If you want equalized poverty, feel free to move to the EU. Say goodbye to owning a nice house, or building any kind of wealth - that's reserved for the old money class.

In the US, software is one of the few remaining ways to achieve the American dream. I came to this country to work hard and earn money.


Weird, I live in the USA make $180k yet still can’t own a house and building wealth is extremely hard.

EU has better societal benefits than the US (access to healthcare, education, mandated vacation time (often starting at 3-4 weeks).

The vast majority of people care about living a life without suffering. In the US this is only reserved for the rich it seems.


What part of the country and what is your take home? Monthly expenses? $180k can be a lot depending on your location.

Exceptions are HCOL tech hubs, but comp in those places is much higher.


I live in Boston where I make double(-ish) the household median income ($80k to $100k). For individual median incomes, I make $140k more. I'm able to save over half my monthly income and it's still not enough. I absolutely can't imagine living in this city on anything less and I don't exactly live a life of exuberance here.

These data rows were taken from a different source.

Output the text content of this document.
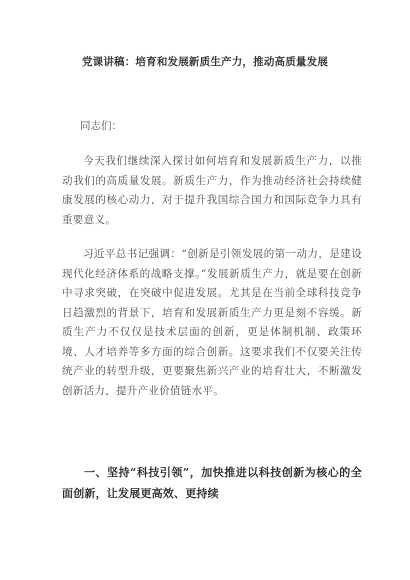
党课讲稿：培育和发展新质生产力，推动高质量发展
同志们：
今天我们继续深入探讨如何培育和发展新质生产力，以推动我们的高质量发展。新质生产力，作为推动经济社会持续健康发展的核心动力，对于提升我国综合国力和国际竞争力具有重要意义。
习近平总书记强调：“创新是引领发展的第一动力，是建设现代化经济体系的战略支撑。”发展新质生产力，就是要在创新中寻求突破，在突破中促进发展。尤其是在当前全球科技竞争日趋激烈的背景下，培育和发展新质生产力更是刻不容缓。新质生产力不仅仅是技术层面的创新，更是体制机制、政策环境、人才培养等多方面的综合创新。这要求我们不仅要关注传统产业的转型升级，更要聚焦新兴产业的培育壮大，不断激发创新活力，提升产业价值链水平。
一、坚持“科技引领”，加快推进以科技创新为核心的全面创新，让发展更高效、更持续
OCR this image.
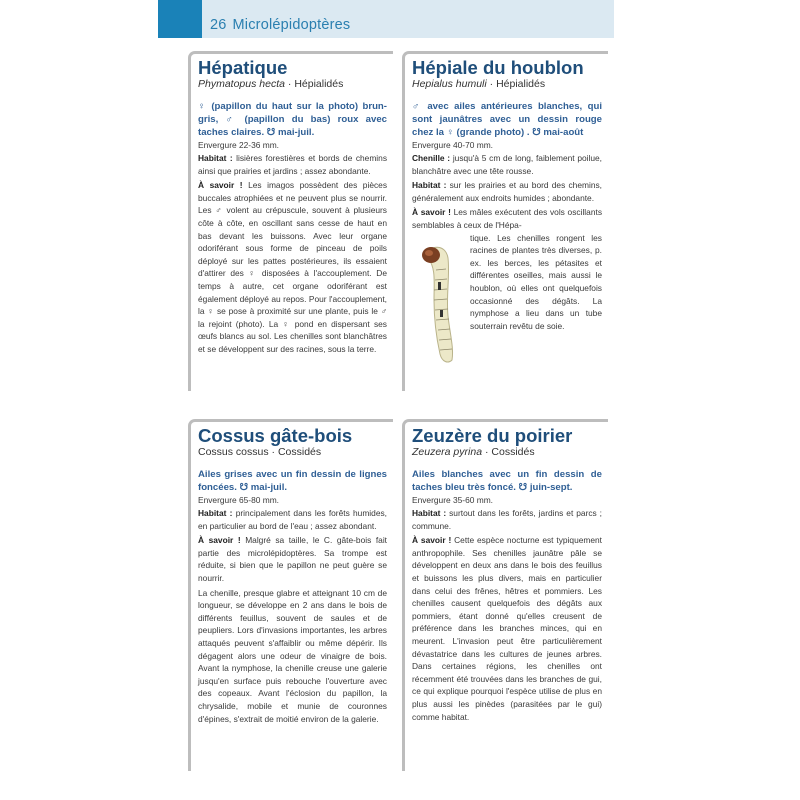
26 Microlépidoptères
Hépatique
Phymatopus hecta · Hépialidés
♀ (papillon du haut sur la photo) brun-gris, ♂ (papillon du bas) roux avec taches claires. ☋ mai-juil.
Envergure 22-36 mm.
Habitat : lisières forestières et bords de chemins ainsi que prairies et jardins ; assez abondante.
À savoir ! Les imagos possèdent des pièces buccales atrophiées et ne peuvent plus se nourrir. Les ♂ volent au crépuscule, souvent à plusieurs côte à côte, en oscillant sans cesse de haut en bas devant les buissons. Avec leur organe odoriférant sous forme de pinceau de poils déployé sur les pattes postérieures, ils essaient d'attirer des ♀ disposées à l'accouplement. De temps à autre, cet organe odoriférant est également déployé au repos. Pour l'accouplement, la ♀ se pose à proximité sur une plante, puis le ♂ la rejoint (photo). La ♀ pond en dispersant ses œufs blancs au sol. Les chenilles sont blanchâtres et se développent sur des racines, sous la terre.
Hépiale du houblon
Hepialus humuli · Hépialidés
♂ avec ailes antérieures blanches, qui sont jaunâtres avec un dessin rouge chez la ♀ (grande photo) . ☋ mai-août
Envergure 40-70 mm.
Chenille : jusqu'à 5 cm de long, faiblement poilue, blanchâtre avec une tête rousse.
Habitat : sur les prairies et au bord des chemins, généralement aux endroits humides ; abondante.
À savoir ! Les mâles exécutent des vols oscillants semblables à ceux de l'Hépa-
tique. Les chenilles rongent les racines de plantes très diverses, p. ex. les berces, les pétasites et différentes oseilles, mais aussi le houblon, où elles ont quelquefois occasionné des dégâts. La nymphose a lieu dans un tube souterrain revêtu de soie.
Cossus gâte-bois
Cossus cossus · Cossidés
Ailes grises avec un fin dessin de lignes foncées. ☋ mai-juil.
Envergure 65-80 mm.
Habitat : principalement dans les forêts humides, en particulier au bord de l'eau ; assez abondant.
À savoir ! Malgré sa taille, le C. gâte-bois fait partie des microlépidoptères. Sa trompe est réduite, si bien que le papillon ne peut guère se nourrir.
La chenille, presque glabre et atteignant 10 cm de longueur, se développe en 2 ans dans le bois de différents feuillus, souvent de saules et de peupliers. Lors d'invasions importantes, les arbres attaqués peuvent s'affaiblir ou même dépérir. Ils dégagent alors une odeur de vinaigre de bois. Avant la nymphose, la chenille creuse une galerie jusqu'en surface puis rebouche l'ouverture avec des copeaux. Avant l'éclosion du papillon, la chrysalide, mobile et munie de couronnes d'épines, s'extrait de moitié environ de la galerie.
Zeuzère du poirier
Zeuzera pyrina · Cossidés
Ailes blanches avec un fin dessin de taches bleu très foncé. ☋ juin-sept.
Envergure 35-60 mm.
Habitat : surtout dans les forêts, jardins et parcs ; commune.
À savoir ! Cette espèce nocturne est typiquement anthropophile. Ses chenilles jaunâtre pâle se développent en deux ans dans le bois des feuillus et buissons les plus divers, mais en particulier dans celui des frênes, hêtres et pommiers. Les chenilles causent quelquefois des dégâts aux pommiers, étant donné qu'elles creusent de préférence dans les branches minces, qui en meurent. L'invasion peut être particulièrement dévastatrice dans les cultures de jeunes arbres. Dans certaines régions, les chenilles ont récemment été trouvées dans les branches de gui, ce qui explique pourquoi l'espèce utilise de plus en plus aussi les pinèdes (parasitées par le gui) comme habitat.
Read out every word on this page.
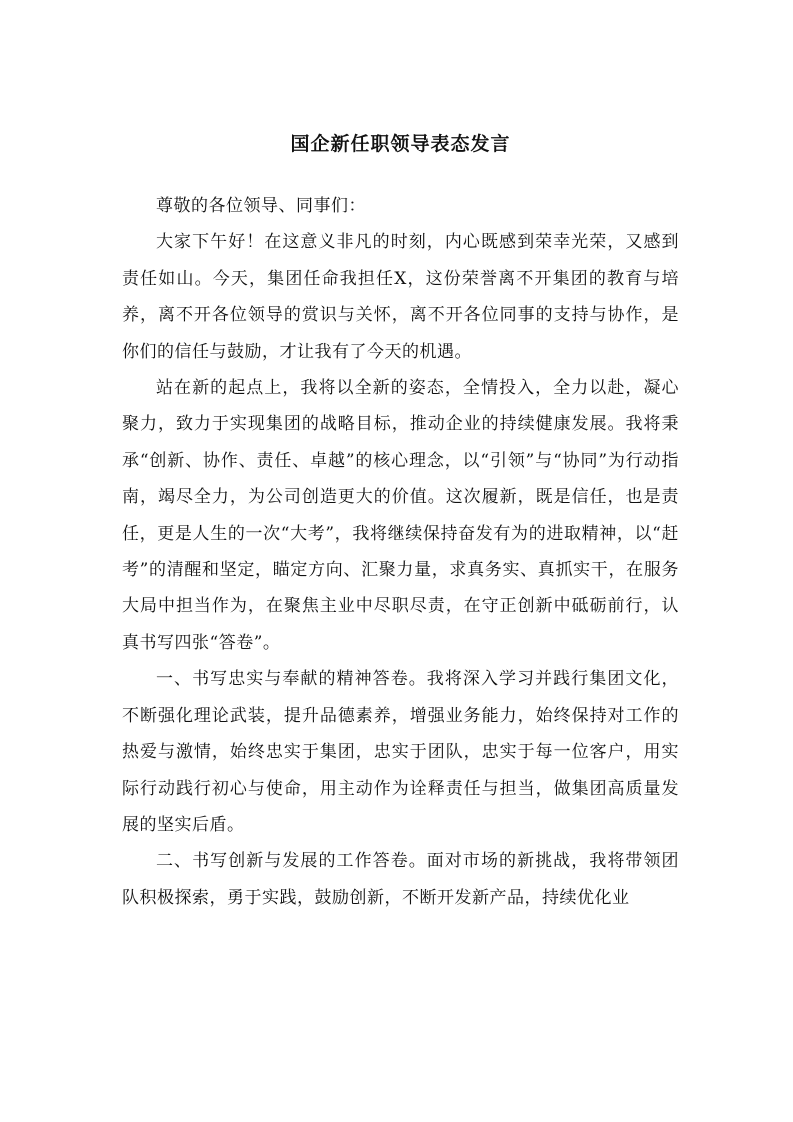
国企新任职领导表态发言

尊敬的各位领导、同事们：

大家下午好！在这意义非凡的时刻，内心既感到荣幸光荣，又感到责任如山。今天，集团任命我担任X，这份荣誉离不开集团的教育与培养，离不开各位领导的赏识与关怀，离不开各位同事的支持与协作，是你们的信任与鼓励，才让我有了今天的机遇。

站在新的起点上，我将以全新的姿态，全情投入，全力以赴，凝心聚力，致力于实现集团的战略目标，推动企业的持续健康发展。我将秉承“创新、协作、责任、卓越”的核心理念，以“引领”与“协同”为行动指南，竭尽全力，为公司创造更大的价值。这次履新，既是信任，也是责任，更是人生的一次“大考”，我将继续保持奋发有为的进取精神，以“赶考”的清醒和坚定，瞄定方向、汇聚力量，求真务实、真抓实干，在服务大局中担当作为，在聚焦主业中尽职尽责，在守正创新中砥砺前行，认真书写四张“答卷”。

一、书写忠实与奉献的精神答卷。我将深入学习并践行集团文化，不断强化理论武装，提升品德素养，增强业务能力，始终保持对工作的热爱与激情，始终忠实于集团，忠实于团队，忠实于每一位客户，用实际行动践行初心与使命，用主动作为诠释责任与担当，做集团高质量发展的坚实后盾。

二、书写创新与发展的工作答卷。面对市场的新挑战，我将带领团队积极探索，勇于实践，鼓励创新，不断开发新产品，持续优化业
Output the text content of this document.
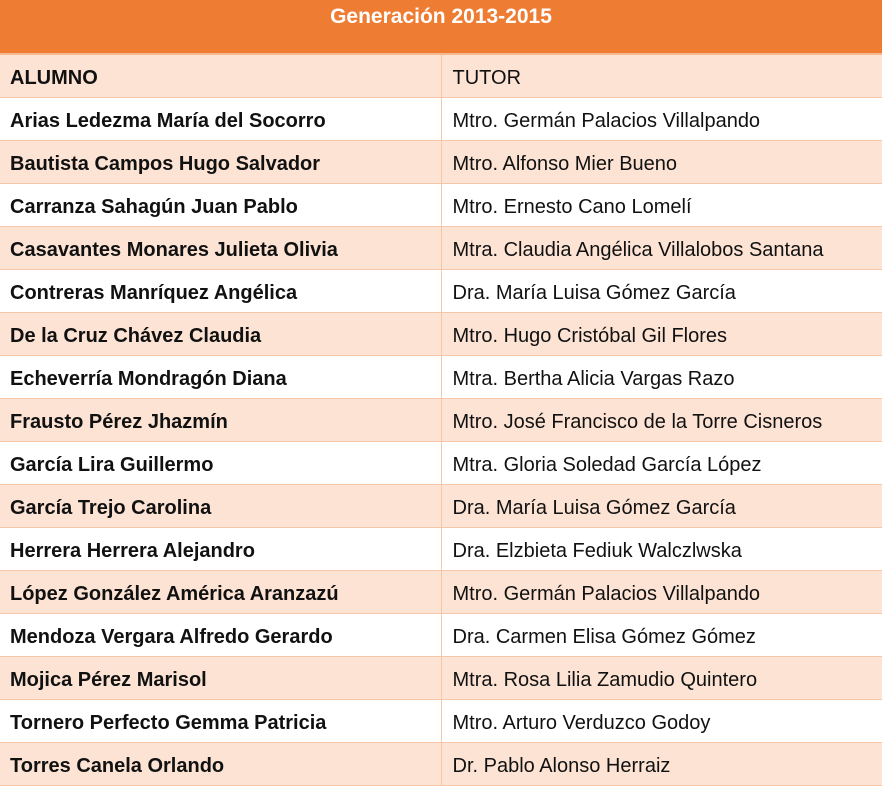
Generación 2013-2015	
ALUMNO	TUTOR
Arias Ledezma María del Socorro	Mtro. Germán Palacios Villalpando
Bautista Campos Hugo Salvador	Mtro. Alfonso Mier Bueno
Carranza Sahagún Juan Pablo	Mtro. Ernesto Cano Lomelí
Casavantes Monares Julieta Olivia	Mtra. Claudia Angélica Villalobos Santana
Contreras Manríquez Angélica	Dra. María Luisa Gómez García
De la Cruz Chávez Claudia	Mtro. Hugo Cristóbal Gil Flores
Echeverría Mondragón Diana	Mtra. Bertha Alicia Vargas Razo
Frausto Pérez Jhazmín	Mtro. José Francisco de la Torre Cisneros
García Lira Guillermo	Mtra. Gloria Soledad García López
García Trejo Carolina	Dra. María Luisa Gómez García
Herrera Herrera Alejandro	Dra. Elzbieta Fediuk Walczlwska
López González América Aranzazú	Mtro. Germán Palacios Villalpando
Mendoza Vergara Alfredo Gerardo	Dra. Carmen Elisa Gómez Gómez
Mojica Pérez Marisol	Mtra. Rosa Lilia Zamudio Quintero
Tornero Perfecto Gemma Patricia	Mtro. Arturo Verduzco Godoy
Torres Canela Orlando	Dr. Pablo Alonso Herraiz
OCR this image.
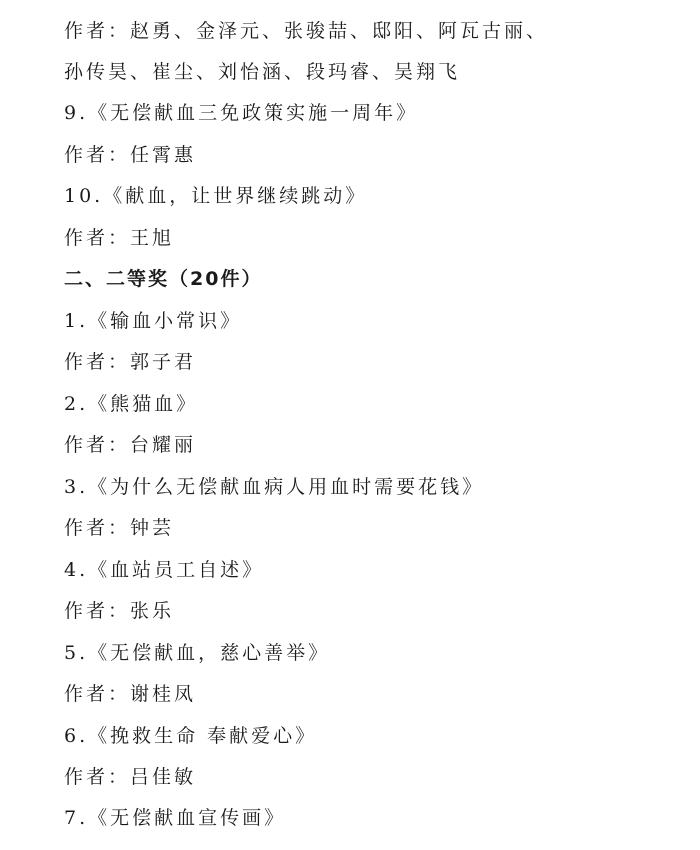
作者：赵勇、金泽元、张骏喆、邸阳、阿瓦古丽、
孙传昊、崔尘、刘怡涵、段玛睿、吴翔飞
9.《无偿献血三免政策实施一周年》
作者：任霄惠
10.《献血，让世界继续跳动》
作者：王旭
二、二等奖（20件）
1.《输血小常识》
作者：郭子君
2.《熊猫血》
作者：台耀丽
3.《为什么无偿献血病人用血时需要花钱》
作者：钟芸
4.《血站员工自述》
作者：张乐
5.《无偿献血，慈心善举》
作者：谢桂凤
6.《挽救生命 奉献爱心》
作者：吕佳敏
7.《无偿献血宣传画》
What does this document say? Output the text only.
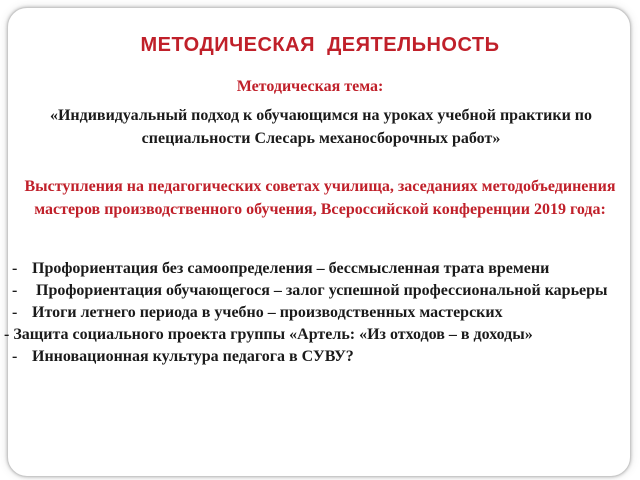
МЕТОДИЧЕСКАЯ  ДЕЯТЕЛЬНОСТЬ
Методическая тема:
«Индивидуальный подход к обучающимся на уроках учебной практики по специальности Слесарь механосборочных работ»
Выступления на педагогических советах училища, заседаниях методобъединения мастеров производственного обучения, Всероссийской конференции 2019 года:
- Профориентация без самоопределения – бессмысленная трата времени
- Профориентация обучающегося – залог успешной профессиональной карьеры
- Итоги летнего периода в учебно – производственных мастерских
- Защита социального проекта группы «Артель: «Из отходов – в доходы»
- Инновационная культура педагога в СУВУ?
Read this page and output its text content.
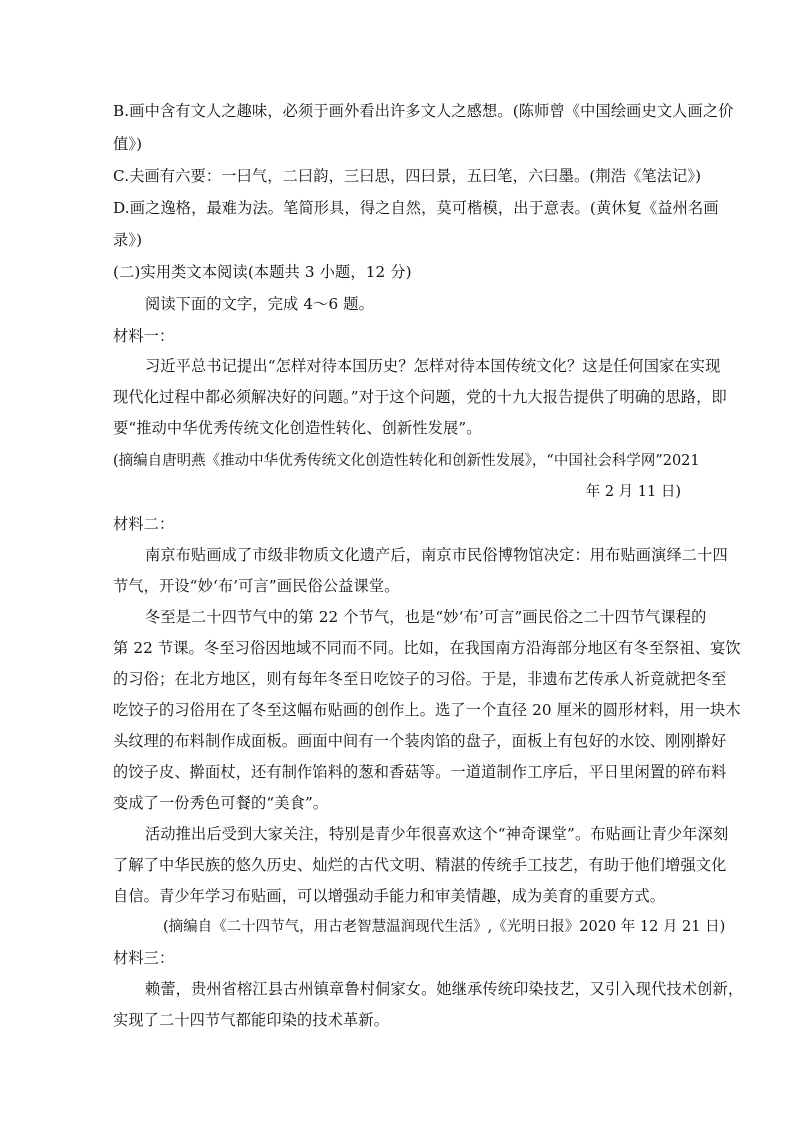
B.画中含有文人之趣味，必须于画外看出许多文人之感想。(陈师曾《中国绘画史文人画之价
值》)
C.夫画有六要：一曰气，二曰韵，三曰思，四曰景，五曰笔，六曰墨。(荆浩《笔法记》)
D.画之逸格，最难为法。笔简形具，得之自然，莫可楷模，出于意表。(黄休复《益州名画
录》)
(二)实用类文本阅读(本题共 3 小题，12 分)
阅读下面的文字，完成 4～6 题。
材料一：
习近平总书记提出“怎样对待本国历史？怎样对待本国传统文化？这是任何国家在实现
现代化过程中都必须解决好的问题。”对于这个问题，党的十九大报告提供了明确的思路，即
要“推动中华优秀传统文化创造性转化、创新性发展”。
(摘编自唐明燕《推动中华优秀传统文化创造性转化和创新性发展》，“中国社会科学网”2021
年 2 月 11 日)
材料二：
南京布贴画成了市级非物质文化遗产后，南京市民俗博物馆决定：用布贴画演绎二十四
节气，开设“妙‘布’可言”画民俗公益课堂。
冬至是二十四节气中的第 22 个节气，也是“妙‘布’可言”画民俗之二十四节气课程的
第 22 节课。冬至习俗因地域不同而不同。比如，在我国南方沿海部分地区有冬至祭祖、宴饮
的习俗；在北方地区，则有每年冬至日吃饺子的习俗。于是，非遗布艺传承人祈竟就把冬至
吃饺子的习俗用在了冬至这幅布贴画的创作上。选了一个直径 20 厘米的圆形材料，用一块木
头纹理的布料制作成面板。画面中间有一个装肉馅的盘子，面板上有包好的水饺、刚刚擀好
的饺子皮、擀面杖，还有制作馅料的葱和香菇等。一道道制作工序后，平日里闲置的碎布料
变成了一份秀色可餐的“美食”。
活动推出后受到大家关注，特别是青少年很喜欢这个“神奇课堂”。布贴画让青少年深刻
了解了中华民族的悠久历史、灿烂的古代文明、精湛的传统手工技艺，有助于他们增强文化
自信。青少年学习布贴画，可以增强动手能力和审美情趣，成为美育的重要方式。
(摘编自《二十四节气，用古老智慧温润现代生活》,《光明日报》2020 年 12 月 21 日)
材料三：
赖蕾，贵州省榕江县古州镇章鲁村侗家女。她继承传统印染技艺，又引入现代技术创新，
实现了二十四节气都能印染的技术革新。
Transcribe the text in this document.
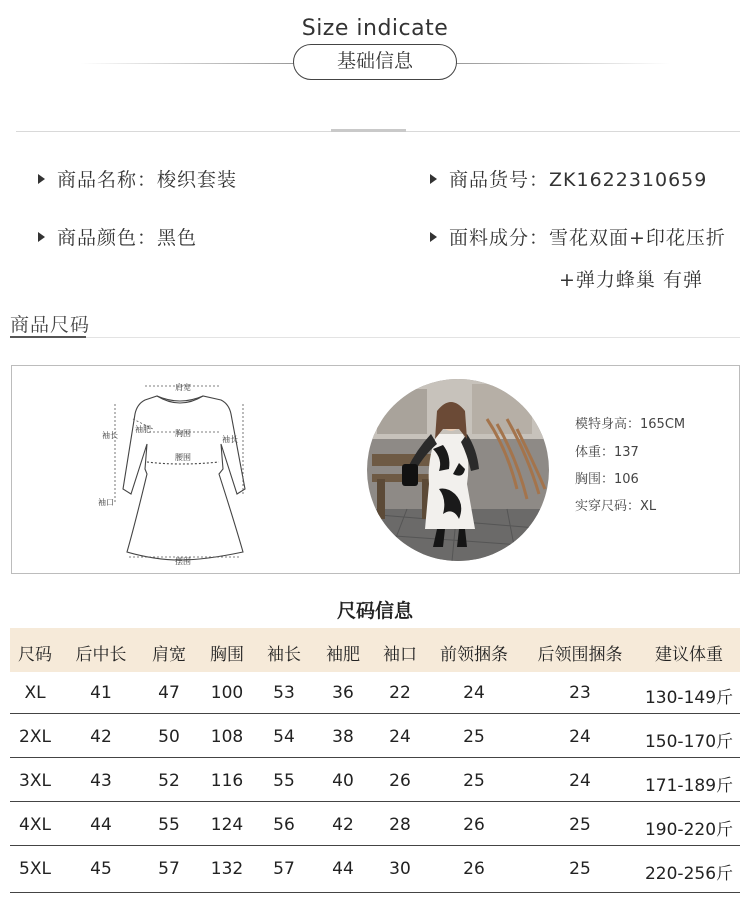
Size indicate
基础信息
商品名称：梭织套装	商品货号：ZK1622310659
商品颜色：黑色	面料成分：雪花双面+印花压折
+弹力蜂巢 有弹
商品尺码
肩宽
胸围
腰围
摆围
袖长
袖肥
袖长
袖口
模特身高：165CM
体重：137
胸围：106
实穿尺码：XL
尺码信息
尺码	后中长	肩宽	胸围	袖长	袖肥	袖口	前领捆条	后领围捆条	建议体重
XL	41	47	100	53	36	22	24	23	130-149斤
2XL	42	50	108	54	38	24	25	24	150-170斤
3XL	43	52	116	55	40	26	25	24	171-189斤
4XL	44	55	124	56	42	28	26	25	190-220斤
5XL	45	57	132	57	44	30	26	25	220-256斤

This is the sign of a broken economy.


I don't think we share the same definition of poverty.

I'm in the EU. You have no idea what you're talking about.

Yeah, make everybody equally poor. That'll solve things.


If you look at happiness and indexes versus taxation rates - yes, making everybody poorer does tend to solve things. Not too soon in the growth curve - but certainly not never.


Those two scenarios are only comparable if you isolate happiness and taxation and completely ignore things like social services and inequality.

I think you're referring to Nordic countries which consistently rank as the happiest countries and also have relatively high tax rates (4 of 5 Nordic countries rank in the top 11 tax rates globally. Norway has oil.) The high taxes that "make everybody poorer" also fund extensive social services that contribute to happiness.

However, this conversation is about making (a class of) workers poorer by using tax policy that puts downward pressure on their salaries. Tax revenues will stay the same, so social services will not be increased. Economic inequality increases because the workers became poorer, the C-Suite and Board Members don't.